On the Performance of a 2D Unstructured Computational Rheology Code on a GPU
Simão P. Pereira a), Kees Vuik b), Fernando T. Pinho c), João M. Nóbrega a)
 a) I3N-Institute for Polymers and Composites, University of Minho, Campus Azurém, Guimarães 4800-058, Portugal
b) Delft University of Technology, Faculty of Electrical Engineering, Mathematics and Computer Science, Department of Applied Mathematics, Mekelweg 4, 2628 CD, Delft, The Netherlands
c) CEFT, Faculdade de Engenharia da Universidade do Porto, Rua Dr. Roberto Frias, s/n, 4200-465 Porto, Portugal

Abstract. The present work explores the massively parallel capabilities of the most advanced architecture of graphics processing units (GPUs) code named “Fermi”, on a two-dimensional unstructured cell-centred finite volume code.
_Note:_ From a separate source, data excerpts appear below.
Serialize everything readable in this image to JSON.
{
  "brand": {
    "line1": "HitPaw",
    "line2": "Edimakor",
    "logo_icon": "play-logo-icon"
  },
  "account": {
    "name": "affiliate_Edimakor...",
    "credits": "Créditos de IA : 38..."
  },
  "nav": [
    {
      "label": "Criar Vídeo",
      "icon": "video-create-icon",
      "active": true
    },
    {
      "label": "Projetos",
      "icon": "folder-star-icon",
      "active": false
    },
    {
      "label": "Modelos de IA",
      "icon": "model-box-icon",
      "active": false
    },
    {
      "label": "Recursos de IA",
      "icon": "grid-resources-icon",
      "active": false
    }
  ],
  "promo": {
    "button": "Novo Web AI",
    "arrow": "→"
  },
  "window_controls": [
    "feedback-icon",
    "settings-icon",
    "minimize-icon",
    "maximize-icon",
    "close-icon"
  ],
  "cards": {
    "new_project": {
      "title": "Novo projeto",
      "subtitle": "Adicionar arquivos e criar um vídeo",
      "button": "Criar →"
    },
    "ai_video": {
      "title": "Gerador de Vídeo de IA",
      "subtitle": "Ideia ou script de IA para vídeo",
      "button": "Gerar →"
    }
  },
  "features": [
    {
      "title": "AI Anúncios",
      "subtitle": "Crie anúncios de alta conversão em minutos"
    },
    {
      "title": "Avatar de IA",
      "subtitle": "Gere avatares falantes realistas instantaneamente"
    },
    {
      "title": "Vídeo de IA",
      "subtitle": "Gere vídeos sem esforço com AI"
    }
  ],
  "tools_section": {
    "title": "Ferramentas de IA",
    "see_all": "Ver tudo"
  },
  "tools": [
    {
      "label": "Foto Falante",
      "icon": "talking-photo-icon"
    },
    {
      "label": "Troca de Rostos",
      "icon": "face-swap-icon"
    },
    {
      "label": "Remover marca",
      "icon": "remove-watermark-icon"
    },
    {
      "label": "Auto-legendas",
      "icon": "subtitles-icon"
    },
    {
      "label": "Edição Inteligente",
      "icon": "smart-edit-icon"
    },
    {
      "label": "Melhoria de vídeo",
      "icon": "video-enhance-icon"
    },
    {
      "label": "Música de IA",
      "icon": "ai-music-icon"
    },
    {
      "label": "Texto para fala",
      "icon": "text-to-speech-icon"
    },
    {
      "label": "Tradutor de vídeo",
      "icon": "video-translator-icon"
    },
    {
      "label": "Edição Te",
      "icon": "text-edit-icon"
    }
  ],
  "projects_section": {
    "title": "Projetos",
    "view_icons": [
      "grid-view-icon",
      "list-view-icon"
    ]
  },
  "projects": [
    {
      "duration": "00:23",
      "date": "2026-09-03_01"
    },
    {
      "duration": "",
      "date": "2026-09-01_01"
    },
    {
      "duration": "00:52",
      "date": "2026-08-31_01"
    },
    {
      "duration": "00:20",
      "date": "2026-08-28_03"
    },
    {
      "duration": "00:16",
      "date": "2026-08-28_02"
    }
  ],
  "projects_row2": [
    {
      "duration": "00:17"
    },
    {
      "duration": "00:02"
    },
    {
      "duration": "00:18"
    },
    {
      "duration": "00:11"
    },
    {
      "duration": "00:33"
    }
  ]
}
We use the SIMPLE algorithm to solve the continuity and momentum equations that was fully ported to the GPU. The benefits of this implementation are compared with a serial implementation that traditionally runs on the central processing unit (CPU). The developed codes were assessed with the bench-mark problems of Poiseuille flow, for Newtonian and generalized Newtonian fluids, as well as by the lid-driven cavity and the sudden expansion flows for Newtonian fluids. The parallel (GPU) code accelerated the resolution of those three problems by factors of 19, 10 and 11, respectively, in comparison with the corresponding CPU single core counterpart. The results are a clear indication that GPUs are and will be useful in the field of computational fluid dynamics (CFD) for rheologically simple and complex fluids.

Keywords: Graphics processing units, Computational fluid dynamics, Parallelization, Finite volume method, Unstructured meshes.